The Rev. John Crocker Jr. came to Trinity in 1977 from the Episcopal chaplaincy at MIT and served until his retirement in 1989. His tenure included expanded outreach, consolidation of the many liturgical changes of the preceding years, and planning for needed facility improvements. In 1991, after an extended interim period, the Ven. Leslie Smith, archdeacon of the neighboring Diocese of Newark, became Trinity's next rector, serving until his retirement in mid-2006.

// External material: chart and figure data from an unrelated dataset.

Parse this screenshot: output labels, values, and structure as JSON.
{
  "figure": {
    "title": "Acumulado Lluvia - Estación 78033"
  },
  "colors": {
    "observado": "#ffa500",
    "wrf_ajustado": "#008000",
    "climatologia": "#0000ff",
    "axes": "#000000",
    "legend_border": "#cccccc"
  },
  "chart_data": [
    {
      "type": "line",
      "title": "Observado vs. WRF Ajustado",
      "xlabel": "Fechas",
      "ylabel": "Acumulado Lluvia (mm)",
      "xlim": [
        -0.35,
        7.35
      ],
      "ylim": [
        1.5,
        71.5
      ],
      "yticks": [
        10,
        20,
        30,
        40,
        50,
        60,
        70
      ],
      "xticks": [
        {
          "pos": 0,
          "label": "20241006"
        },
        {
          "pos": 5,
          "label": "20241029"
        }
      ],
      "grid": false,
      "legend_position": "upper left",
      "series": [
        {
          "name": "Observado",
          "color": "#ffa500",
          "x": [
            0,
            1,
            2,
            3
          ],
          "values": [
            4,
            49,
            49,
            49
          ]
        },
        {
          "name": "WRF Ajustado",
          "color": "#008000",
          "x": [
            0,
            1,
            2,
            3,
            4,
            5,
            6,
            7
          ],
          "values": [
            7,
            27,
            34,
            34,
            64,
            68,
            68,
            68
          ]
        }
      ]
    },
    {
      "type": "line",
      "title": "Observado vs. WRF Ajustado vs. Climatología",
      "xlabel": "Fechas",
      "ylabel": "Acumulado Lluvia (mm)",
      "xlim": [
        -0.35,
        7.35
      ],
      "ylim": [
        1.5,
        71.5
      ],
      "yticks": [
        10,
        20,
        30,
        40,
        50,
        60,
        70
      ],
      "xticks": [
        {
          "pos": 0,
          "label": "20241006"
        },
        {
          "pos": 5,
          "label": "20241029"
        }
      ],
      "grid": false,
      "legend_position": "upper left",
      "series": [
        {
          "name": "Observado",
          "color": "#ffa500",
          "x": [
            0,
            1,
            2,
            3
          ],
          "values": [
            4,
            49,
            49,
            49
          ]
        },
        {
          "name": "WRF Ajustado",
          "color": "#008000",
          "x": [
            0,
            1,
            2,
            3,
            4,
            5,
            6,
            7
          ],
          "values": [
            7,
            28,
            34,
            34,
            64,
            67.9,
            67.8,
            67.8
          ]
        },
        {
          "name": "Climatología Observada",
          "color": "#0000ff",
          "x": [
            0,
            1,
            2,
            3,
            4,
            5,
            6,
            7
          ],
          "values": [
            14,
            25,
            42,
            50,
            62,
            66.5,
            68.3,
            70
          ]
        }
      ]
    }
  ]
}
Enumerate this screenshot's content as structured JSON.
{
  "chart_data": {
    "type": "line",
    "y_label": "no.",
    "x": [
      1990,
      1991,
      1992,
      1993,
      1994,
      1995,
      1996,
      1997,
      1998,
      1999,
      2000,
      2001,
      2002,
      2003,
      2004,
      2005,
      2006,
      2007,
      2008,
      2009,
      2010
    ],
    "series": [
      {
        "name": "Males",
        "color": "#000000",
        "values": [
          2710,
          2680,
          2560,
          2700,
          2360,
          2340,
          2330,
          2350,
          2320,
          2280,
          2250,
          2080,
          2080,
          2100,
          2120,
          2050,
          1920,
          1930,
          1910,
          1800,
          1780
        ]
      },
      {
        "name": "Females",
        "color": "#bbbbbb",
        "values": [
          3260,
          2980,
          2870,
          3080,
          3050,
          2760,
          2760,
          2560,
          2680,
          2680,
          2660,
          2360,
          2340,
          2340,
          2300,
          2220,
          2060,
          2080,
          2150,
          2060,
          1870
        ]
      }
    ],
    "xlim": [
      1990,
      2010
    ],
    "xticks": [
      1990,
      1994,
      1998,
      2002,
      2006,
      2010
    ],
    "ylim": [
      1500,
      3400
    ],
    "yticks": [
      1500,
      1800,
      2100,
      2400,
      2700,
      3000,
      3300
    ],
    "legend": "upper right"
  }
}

=== Twenty-first century ===
The Rev. Paul Jeanes has served at Trinity since 2008, and has seen Trinity through a transition to becoming more culturally, socially, and liturgically inclusive. His emphasis on the spiritual pilgrimage of laity has shifted church programming to include more adult formation and outreach.

==Music==
Starting in 1879, Trinity, like many Episcopal parishes, participated in the Choral Revival in the Anglican church, with its emphasis on vested choirs of men and boys trained by professional church musicians, and singing high quality church music. Thus began its choir program which now includes girls and women. This rigorous program has continued under a succession of notable Episcopalian and Anglican musicians including James Litton and John Bertalot.

In February 2022 the parish fired its long time music director and organist Tom Whittemore because of historical sex abuse charges by law enforcement and a joint investigation by the Episcopal Diocese of New Jersey and the Episcopal Diocese of Pennsylvania. Connor Fluharty served as Interim Director of Music in the transition, and in August 2023 Dr. Margaret "Meg" Harper assumed the role of Director of Music. Since then, the music program has expanded and offers regular programming including biweekly Evensong and Compline services Sunday nights at 5pm.